И все же это лучше, чем непроглядный мрак. Далеко внизу сделался различимым огромный и безграничный лабиринт, простиравшийся во все стороны сколько хватало глаз. Только прямые углы, мрачное чередование серых плоскостей, на каждой из которых человек показался бы исчезающей точкой. Но там не было ничего живого.
Мост, по которому мы шли, тянулся безо всяких опор на невообразимой высоте. Кое-где были видны скрещивающиеся линии – стальные спицы, вонзавшиеся в здешний горизонт. Я поднял голову – вверху тоже оказался перевернутый лабиринт, может быть, зеркальное отражение нижнего.
Никогда – ни до, ни после – я не мог представить себе более мертвого и абстрактного места. Даже абсолютная пустота казалась понятнее. В этом противоестественном ландшафте было что-то по-настоящему пугающее, гораздо более страшное, чем монстры и предсмертные видения жертв. Ловушка, в которой цепенело воображение, а воспоминания причиняли только ненужные мучения. Я будто рассматривал при громадном увеличении ячейки высохшего мозга. Или это было воплощением какой-то чудовищной топологии? Бессмысленно гадать. На изнанке реальности невозможно пробыть долго. Все происходило наяву. Вероятно, явившись сюда вслед за старухой, я обрек себя на голодную смерть.

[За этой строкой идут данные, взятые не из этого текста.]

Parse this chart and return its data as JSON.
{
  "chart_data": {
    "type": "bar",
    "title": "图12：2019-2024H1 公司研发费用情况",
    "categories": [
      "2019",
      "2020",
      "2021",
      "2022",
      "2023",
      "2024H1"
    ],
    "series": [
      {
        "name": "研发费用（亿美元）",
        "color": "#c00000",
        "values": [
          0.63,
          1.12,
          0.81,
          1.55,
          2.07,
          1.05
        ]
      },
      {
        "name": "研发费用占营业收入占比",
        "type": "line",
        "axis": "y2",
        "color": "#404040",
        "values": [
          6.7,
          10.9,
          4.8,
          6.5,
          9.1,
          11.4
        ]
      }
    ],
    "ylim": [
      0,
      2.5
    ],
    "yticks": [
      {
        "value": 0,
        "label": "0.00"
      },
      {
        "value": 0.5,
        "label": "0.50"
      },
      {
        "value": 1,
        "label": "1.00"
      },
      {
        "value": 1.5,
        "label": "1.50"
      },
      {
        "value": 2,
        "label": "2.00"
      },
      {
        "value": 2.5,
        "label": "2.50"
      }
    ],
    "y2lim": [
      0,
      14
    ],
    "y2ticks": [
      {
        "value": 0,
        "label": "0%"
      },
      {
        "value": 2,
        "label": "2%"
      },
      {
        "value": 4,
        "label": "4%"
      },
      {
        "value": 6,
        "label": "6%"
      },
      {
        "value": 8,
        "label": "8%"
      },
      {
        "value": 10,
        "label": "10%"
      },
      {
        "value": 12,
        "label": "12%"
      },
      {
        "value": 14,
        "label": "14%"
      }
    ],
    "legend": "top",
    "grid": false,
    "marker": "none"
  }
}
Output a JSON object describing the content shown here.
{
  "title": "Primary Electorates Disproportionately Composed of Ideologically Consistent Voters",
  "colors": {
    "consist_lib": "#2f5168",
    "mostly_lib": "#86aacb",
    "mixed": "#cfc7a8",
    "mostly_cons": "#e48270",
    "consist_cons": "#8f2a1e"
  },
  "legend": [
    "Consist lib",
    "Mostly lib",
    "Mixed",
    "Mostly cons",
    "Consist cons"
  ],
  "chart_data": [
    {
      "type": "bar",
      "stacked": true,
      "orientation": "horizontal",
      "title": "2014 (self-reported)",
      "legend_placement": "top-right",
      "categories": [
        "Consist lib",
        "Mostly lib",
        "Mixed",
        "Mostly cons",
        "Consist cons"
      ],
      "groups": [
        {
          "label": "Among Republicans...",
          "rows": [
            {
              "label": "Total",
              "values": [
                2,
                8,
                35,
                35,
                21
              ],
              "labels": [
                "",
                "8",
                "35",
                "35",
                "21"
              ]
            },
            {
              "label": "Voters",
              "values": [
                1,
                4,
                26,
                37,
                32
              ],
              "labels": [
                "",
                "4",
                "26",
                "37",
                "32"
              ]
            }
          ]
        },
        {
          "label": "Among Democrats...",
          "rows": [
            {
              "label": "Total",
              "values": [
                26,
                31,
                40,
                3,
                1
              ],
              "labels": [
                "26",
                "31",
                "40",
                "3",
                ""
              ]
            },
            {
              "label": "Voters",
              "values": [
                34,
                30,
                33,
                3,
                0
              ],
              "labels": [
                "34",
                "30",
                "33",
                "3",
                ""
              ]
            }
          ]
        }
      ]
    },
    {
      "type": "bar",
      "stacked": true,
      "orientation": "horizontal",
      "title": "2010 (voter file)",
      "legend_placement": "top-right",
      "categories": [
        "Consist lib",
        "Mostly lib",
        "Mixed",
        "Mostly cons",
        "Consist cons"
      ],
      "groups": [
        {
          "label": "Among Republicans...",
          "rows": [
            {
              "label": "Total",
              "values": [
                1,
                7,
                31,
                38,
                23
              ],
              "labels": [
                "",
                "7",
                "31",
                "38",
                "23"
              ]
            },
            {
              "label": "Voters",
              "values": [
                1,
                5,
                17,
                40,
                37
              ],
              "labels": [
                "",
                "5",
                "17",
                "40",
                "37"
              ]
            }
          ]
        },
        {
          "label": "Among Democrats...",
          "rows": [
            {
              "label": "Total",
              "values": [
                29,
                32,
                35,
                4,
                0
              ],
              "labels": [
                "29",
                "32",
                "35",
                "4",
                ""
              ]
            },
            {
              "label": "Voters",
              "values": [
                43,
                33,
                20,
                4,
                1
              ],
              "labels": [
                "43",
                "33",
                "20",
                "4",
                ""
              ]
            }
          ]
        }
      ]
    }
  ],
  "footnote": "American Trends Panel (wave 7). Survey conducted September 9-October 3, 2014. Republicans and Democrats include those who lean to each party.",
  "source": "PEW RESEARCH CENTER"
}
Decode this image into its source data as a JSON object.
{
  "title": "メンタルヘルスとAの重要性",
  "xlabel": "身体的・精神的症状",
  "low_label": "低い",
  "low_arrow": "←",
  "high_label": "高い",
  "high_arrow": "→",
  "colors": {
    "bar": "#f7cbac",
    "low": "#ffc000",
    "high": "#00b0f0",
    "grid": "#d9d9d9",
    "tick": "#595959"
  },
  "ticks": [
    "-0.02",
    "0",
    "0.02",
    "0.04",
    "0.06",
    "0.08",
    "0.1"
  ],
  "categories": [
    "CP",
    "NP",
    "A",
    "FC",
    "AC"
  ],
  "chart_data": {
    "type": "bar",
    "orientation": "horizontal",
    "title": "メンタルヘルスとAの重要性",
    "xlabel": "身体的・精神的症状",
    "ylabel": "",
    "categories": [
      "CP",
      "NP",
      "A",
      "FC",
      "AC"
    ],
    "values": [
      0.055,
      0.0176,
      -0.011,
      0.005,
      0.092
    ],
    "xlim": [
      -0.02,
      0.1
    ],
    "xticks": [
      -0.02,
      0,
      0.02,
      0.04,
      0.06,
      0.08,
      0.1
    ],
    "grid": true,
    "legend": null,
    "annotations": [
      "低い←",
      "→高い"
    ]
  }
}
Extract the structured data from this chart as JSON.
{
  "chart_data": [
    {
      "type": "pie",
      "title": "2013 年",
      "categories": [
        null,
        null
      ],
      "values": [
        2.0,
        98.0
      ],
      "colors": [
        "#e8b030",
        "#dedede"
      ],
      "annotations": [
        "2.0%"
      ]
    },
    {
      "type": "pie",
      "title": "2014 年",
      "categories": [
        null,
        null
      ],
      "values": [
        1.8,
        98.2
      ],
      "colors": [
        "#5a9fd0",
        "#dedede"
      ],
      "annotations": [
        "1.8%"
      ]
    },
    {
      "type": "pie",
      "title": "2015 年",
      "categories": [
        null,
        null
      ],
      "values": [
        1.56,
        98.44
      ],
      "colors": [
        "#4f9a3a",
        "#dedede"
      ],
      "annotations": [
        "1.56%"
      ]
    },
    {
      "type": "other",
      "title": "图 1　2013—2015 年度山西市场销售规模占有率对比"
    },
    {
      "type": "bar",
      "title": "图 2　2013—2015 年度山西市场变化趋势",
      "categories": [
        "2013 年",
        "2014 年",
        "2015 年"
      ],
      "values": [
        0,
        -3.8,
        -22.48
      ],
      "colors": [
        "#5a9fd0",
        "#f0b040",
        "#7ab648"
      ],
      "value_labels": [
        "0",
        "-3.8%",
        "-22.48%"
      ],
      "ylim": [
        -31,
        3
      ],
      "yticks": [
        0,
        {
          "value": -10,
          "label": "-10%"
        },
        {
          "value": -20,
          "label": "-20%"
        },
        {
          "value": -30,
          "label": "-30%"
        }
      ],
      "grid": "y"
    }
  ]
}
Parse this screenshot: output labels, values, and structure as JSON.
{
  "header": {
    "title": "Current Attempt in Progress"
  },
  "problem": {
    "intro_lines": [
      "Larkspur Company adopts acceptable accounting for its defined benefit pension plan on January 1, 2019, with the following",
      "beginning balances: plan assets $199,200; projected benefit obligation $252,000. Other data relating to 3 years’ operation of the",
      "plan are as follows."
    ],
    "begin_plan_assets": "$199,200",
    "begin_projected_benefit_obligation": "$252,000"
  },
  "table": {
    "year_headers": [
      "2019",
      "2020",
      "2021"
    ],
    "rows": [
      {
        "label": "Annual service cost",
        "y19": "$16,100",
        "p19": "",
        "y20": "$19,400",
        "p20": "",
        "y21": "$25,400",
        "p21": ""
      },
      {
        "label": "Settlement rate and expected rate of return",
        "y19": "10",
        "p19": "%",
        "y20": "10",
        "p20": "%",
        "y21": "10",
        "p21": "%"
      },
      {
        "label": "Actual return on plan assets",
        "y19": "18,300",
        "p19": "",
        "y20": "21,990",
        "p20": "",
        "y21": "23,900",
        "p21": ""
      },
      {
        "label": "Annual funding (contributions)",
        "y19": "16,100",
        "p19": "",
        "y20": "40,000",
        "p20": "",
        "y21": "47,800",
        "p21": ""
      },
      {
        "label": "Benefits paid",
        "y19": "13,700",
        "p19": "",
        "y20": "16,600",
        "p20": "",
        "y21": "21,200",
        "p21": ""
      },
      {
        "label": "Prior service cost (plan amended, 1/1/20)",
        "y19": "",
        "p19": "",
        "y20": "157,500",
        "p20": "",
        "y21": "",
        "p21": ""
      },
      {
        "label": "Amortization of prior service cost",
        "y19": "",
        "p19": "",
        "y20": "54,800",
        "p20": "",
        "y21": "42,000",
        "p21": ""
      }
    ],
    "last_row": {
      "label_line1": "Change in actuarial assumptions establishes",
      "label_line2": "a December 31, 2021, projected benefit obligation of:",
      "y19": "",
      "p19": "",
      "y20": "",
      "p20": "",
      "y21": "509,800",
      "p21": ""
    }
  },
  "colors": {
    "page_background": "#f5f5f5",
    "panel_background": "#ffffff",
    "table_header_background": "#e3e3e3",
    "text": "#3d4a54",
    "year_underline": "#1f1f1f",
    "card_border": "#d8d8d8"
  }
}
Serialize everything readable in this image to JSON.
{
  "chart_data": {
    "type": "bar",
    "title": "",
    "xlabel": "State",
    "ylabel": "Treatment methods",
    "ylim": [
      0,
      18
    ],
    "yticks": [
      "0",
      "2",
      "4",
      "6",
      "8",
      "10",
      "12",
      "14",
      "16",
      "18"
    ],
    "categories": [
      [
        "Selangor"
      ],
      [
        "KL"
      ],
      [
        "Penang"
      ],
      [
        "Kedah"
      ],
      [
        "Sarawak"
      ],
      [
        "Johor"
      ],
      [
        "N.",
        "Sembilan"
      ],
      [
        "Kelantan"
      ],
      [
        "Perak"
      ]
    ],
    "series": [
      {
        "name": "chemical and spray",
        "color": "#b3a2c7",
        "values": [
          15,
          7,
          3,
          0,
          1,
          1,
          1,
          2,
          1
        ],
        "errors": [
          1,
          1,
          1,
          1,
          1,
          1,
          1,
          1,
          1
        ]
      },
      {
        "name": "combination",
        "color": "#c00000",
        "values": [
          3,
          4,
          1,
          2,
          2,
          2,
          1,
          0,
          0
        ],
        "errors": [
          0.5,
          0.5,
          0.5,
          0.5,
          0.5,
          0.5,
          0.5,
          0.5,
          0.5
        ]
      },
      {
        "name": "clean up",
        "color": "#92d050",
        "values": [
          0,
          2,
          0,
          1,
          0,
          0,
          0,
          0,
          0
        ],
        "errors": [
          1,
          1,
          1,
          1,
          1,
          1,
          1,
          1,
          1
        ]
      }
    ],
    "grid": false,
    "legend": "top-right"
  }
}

Потом раздался далекий звон колокола. Невыносимо низкий звук еще не успел умереть, когда новый удар реанимировал его – и пытка для ушей продолжалась. Я морщился, пока мозг плодил призраков. Свет дрожал – иного слова не подберу; ритм этой дрожи, навязанной извне, подчинял себе мое восприятие. Три силуэта впереди меня то исчезали, то возникали снова. Затем появился еще один – неподвижный.
Вначале я принял его за ребенка. Он сидел посреди бесконечности, свесив коротенькие ножки в пропасть и опираясь ручками на поручень. Старуха равнодушно прошла мимо; счастливчик тоже не обратил на него внимания. Излишне говорить, что Сирена была всецело поглощена своим дитем и топала за теми двоими будто на поводке.
Колокольный звон внезапно оборвался. Последний удар был очень громким. У меня заложило уши, зато свечение стало ярким и ровным, а в голове немного прояснилось.